Why is finance unique in its ability to skim so much unearned income from the rest of the economy? Lots of reasons. Market concentration in finance is extreme, and this stifles competition. Nobody can just start a mom-and-pop hedge fund to offer competition to existing financial institutions when they go wrong. Further, principal/agent problems are also extreme in finance. Very few of us invest directly—we entrust our money, for good reasons, to professionals (the agents to our principals). It’s true that day traders exist, and in theory you could manage the investment of savings yourself using tools like Robinhood, but most of us have day jobs (and a healthy fear of failure) that make doing this impractical. The problem with these principal/agent relationships is that money managers are looking to maximize their own income, not our returns, and regulation is not strong enough anymore to keep those two goals well aligned. Additionally, asymmetric information means that money managers know much more than their clients about financial markets and how to make investments. We can look at broad benchmarks like the S&P 500 and will eventually notice if our money manager starts severely underperforming them, but the question “Could I have gotten the return I got with lower fees?” is very hard to answer from the outside.
Market failures exist outside of finance. What is so maddening about finance, however, is that these failures and the concomitant need to regulate and supervise financial institutions were recognized for decades until the 1980s. Once we unleashed the genie through deregulation, it became rich and powerful enough to fiercely resist being bottled back up.
While regulation and supervision are valuable and necessary, their stringency will loosen and tighten depending on how far we are from the last bad crisis and who controls Congress and the presidency. An FTT, however, will keep the sector moderately sized and in check so long as the tax is not rolled back entirely. By crowding out most financial transactions, it will lead to less trading, and the trading that occurs will cost less. The sector will shrink.
In the absence of effective regulation, a smaller financial sector still might do dumb things that cause crises—but the fallout will be more contained, and public frustration with the sector will be considerably blunted.
Revenue Is Nice, But Base Erosion Is Better
In short, an FTT would do two things: It would raise revenue progressively, and it would shrink the size of the financial sector. These two things will trade off against each other—the more revenue it raises, the less effective it will be at constraining finance, and vice versa.

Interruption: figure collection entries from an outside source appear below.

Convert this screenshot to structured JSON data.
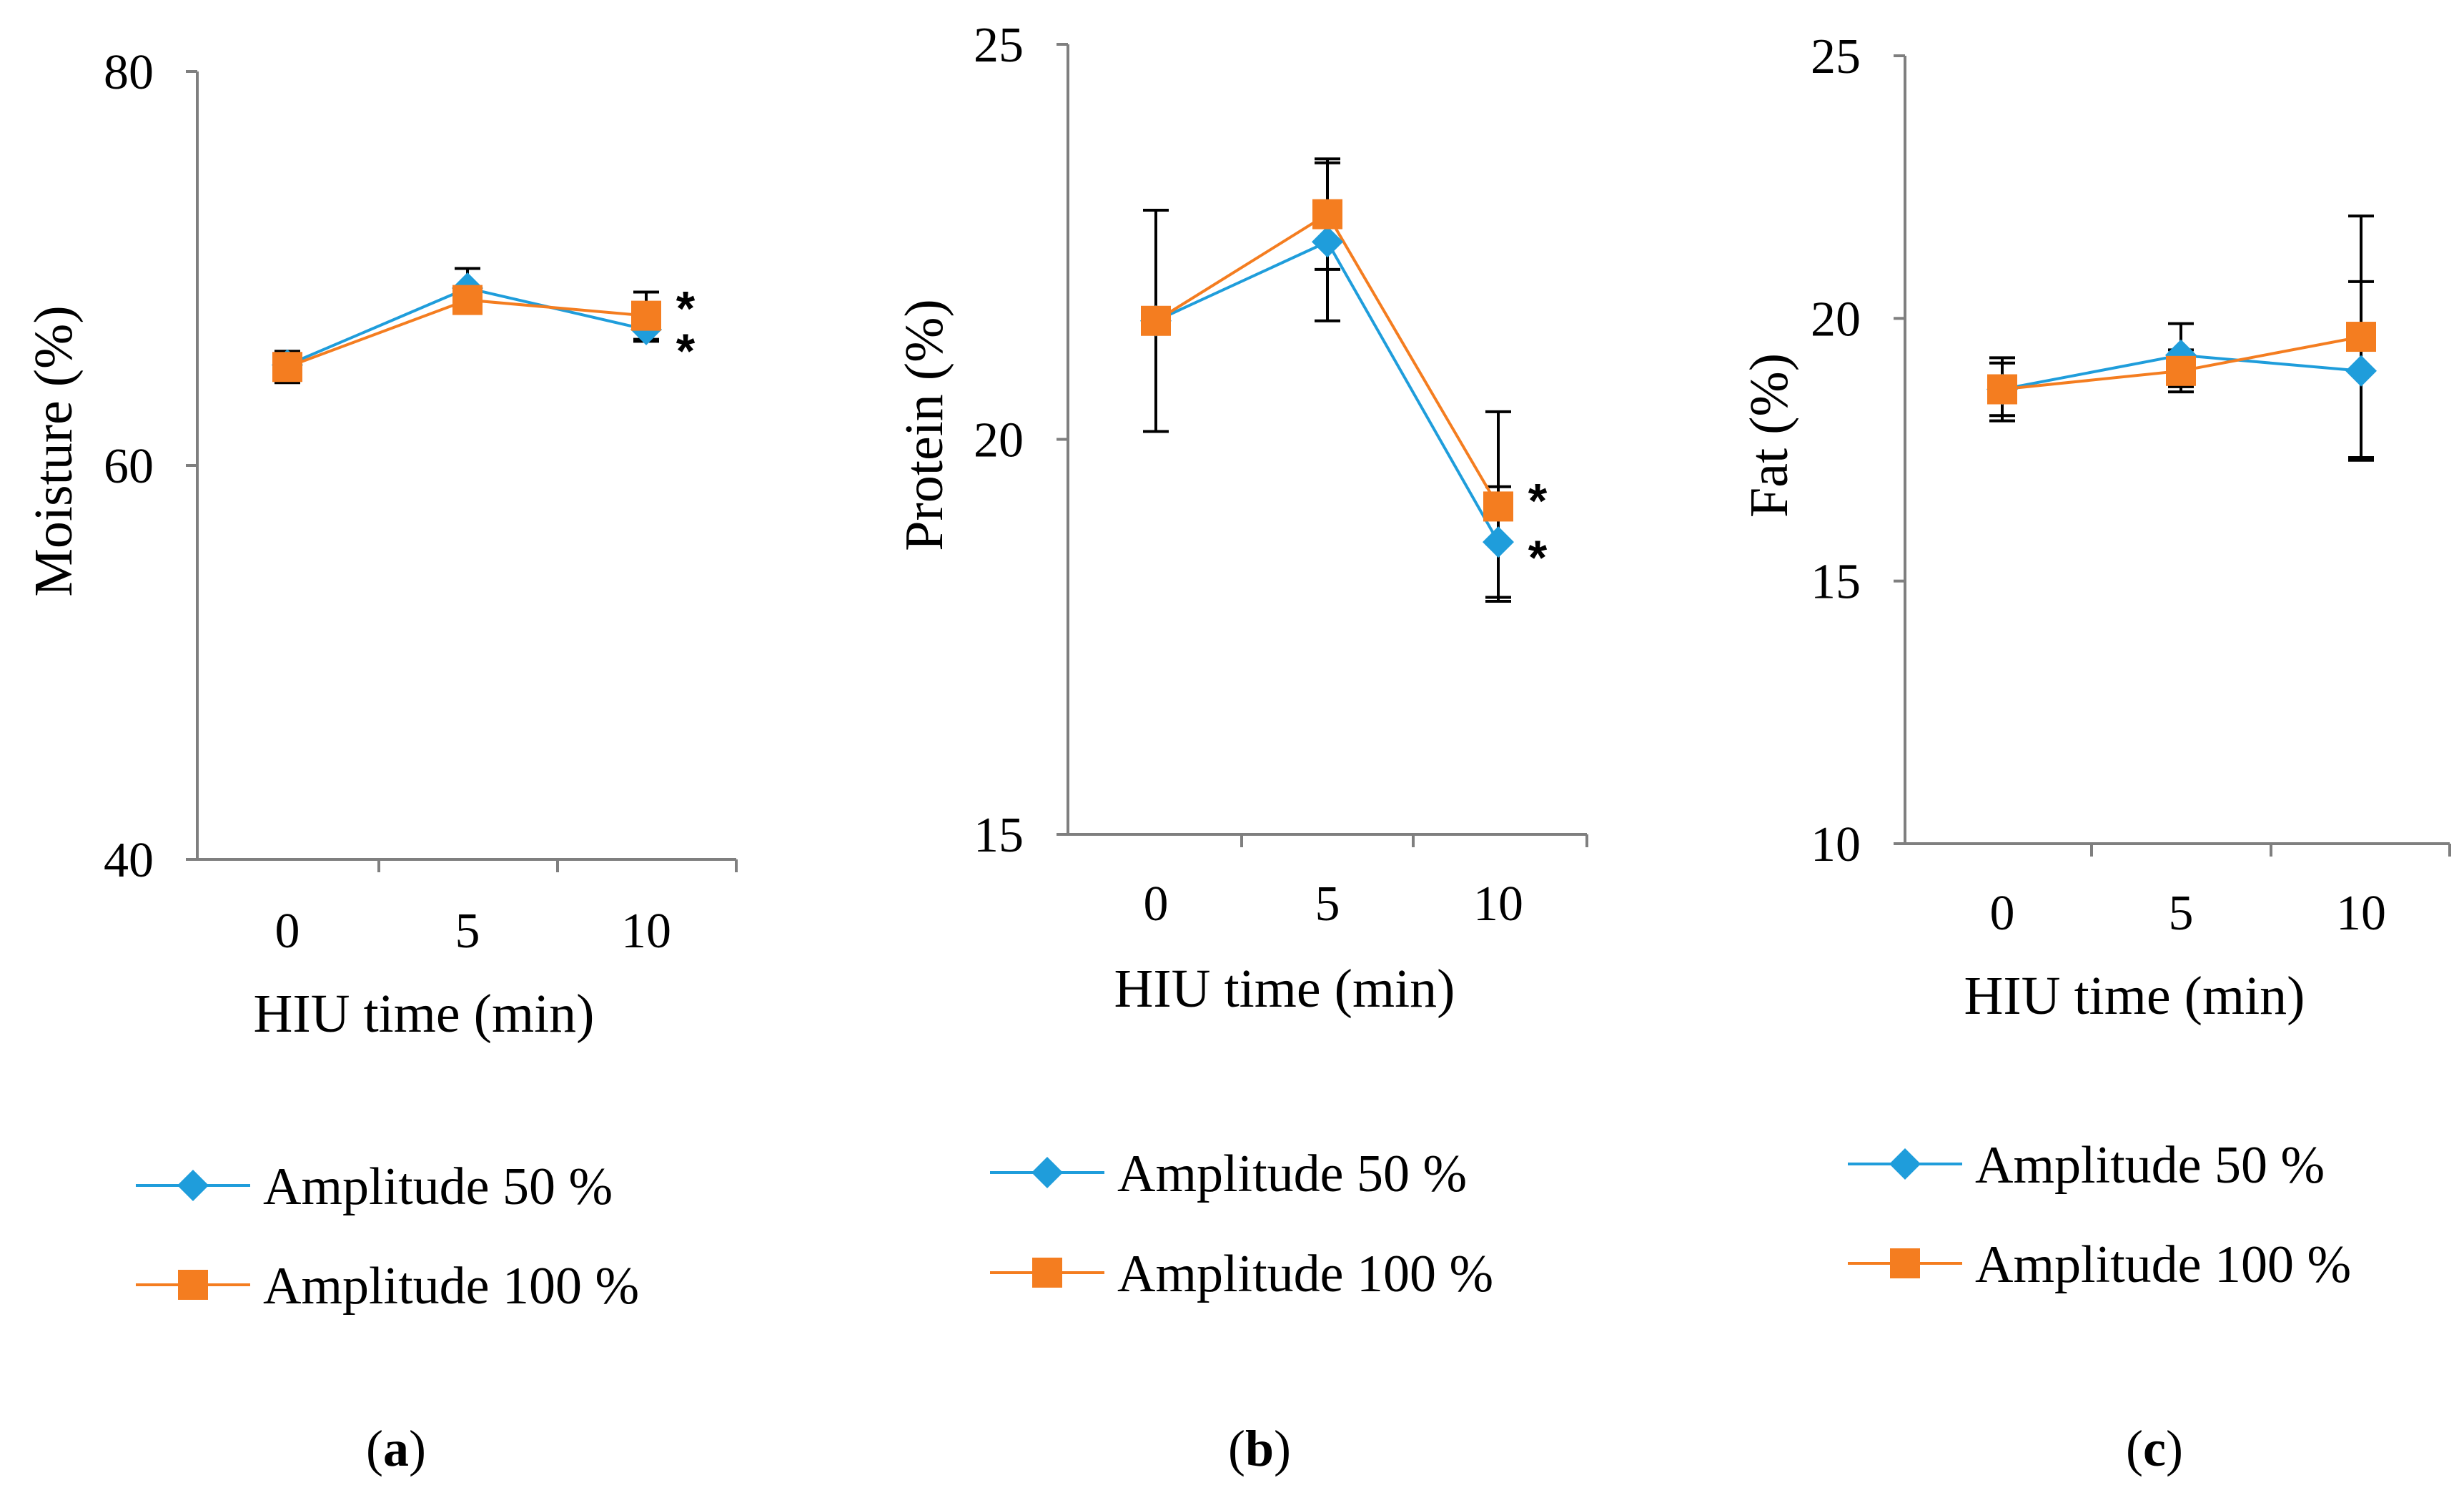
{
  "series_style": [
    {
      "name": "Amplitude 50 %",
      "color": "#1f9ddb",
      "marker": "diamond"
    },
    {
      "name": "Amplitude 100 %",
      "color": "#f47d20",
      "marker": "square"
    }
  ],
  "chart_data": [
    {
      "type": "line",
      "panel_label": "a",
      "x": [
        "0",
        "5",
        "10"
      ],
      "xlabel": "HIU time (min)",
      "ylabel": "Moisture (%)",
      "ylim": [
        40,
        80
      ],
      "yticks": [
        "40",
        "60",
        "80"
      ],
      "series": [
        {
          "name": "Amplitude 50 %",
          "values": [
            65.1,
            69.0,
            66.9
          ],
          "error": [
            0.6,
            1.0,
            0.6
          ],
          "annotation": "*"
        },
        {
          "name": "Amplitude 100 %",
          "values": [
            65.0,
            68.4,
            67.6
          ],
          "error": [
            0.8,
            0.5,
            1.2
          ],
          "annotation": "*"
        }
      ],
      "legend": [
        "Amplitude 50 %",
        "Amplitude 100 %"
      ]
    },
    {
      "type": "line",
      "panel_label": "b",
      "x": [
        "0",
        "5",
        "10"
      ],
      "xlabel": "HIU time (min)",
      "ylabel": "Protein (%)",
      "ylim": [
        15,
        25
      ],
      "yticks": [
        "15",
        "20",
        "25"
      ],
      "series": [
        {
          "name": "Amplitude 50 %",
          "values": [
            21.5,
            22.5,
            18.7
          ],
          "error": [
            1.4,
            1.0,
            0.7
          ],
          "annotation": "*"
        },
        {
          "name": "Amplitude 100 %",
          "values": [
            21.5,
            22.85,
            19.15
          ],
          "error": [
            1.4,
            0.7,
            1.2
          ],
          "annotation": "*"
        }
      ],
      "legend": [
        "Amplitude 50 %",
        "Amplitude 100 %"
      ]
    },
    {
      "type": "line",
      "panel_label": "c",
      "x": [
        "0",
        "5",
        "10"
      ],
      "xlabel": "HIU time (min)",
      "ylabel": "Fat (%)",
      "ylim": [
        10,
        25
      ],
      "yticks": [
        "10",
        "15",
        "20",
        "25"
      ],
      "series": [
        {
          "name": "Amplitude 50 %",
          "values": [
            18.65,
            19.3,
            19.0
          ],
          "error": [
            0.6,
            0.6,
            1.7
          ]
        },
        {
          "name": "Amplitude 100 %",
          "values": [
            18.65,
            19.0,
            19.65
          ],
          "error": [
            0.5,
            0.4,
            2.3
          ]
        }
      ],
      "legend": [
        "Amplitude 50 %",
        "Amplitude 100 %"
      ]
    }
  ]
}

But this is fine. If financial activities continue apace even with an FTT in place, at least the large amounts of revenue raised can support prosocial public spending.
And if revenue comes in beneath projections, this just means more of the financial sector’s activity has been exposed as low-value and then abandoned. This in turn will mean the economy has more resources to put to better use. FTTs should be part of any progressive tax plan. They should also be a high priority for anybody who claims to be seriously concerned about the ill effects of financialization in the U.S. economy.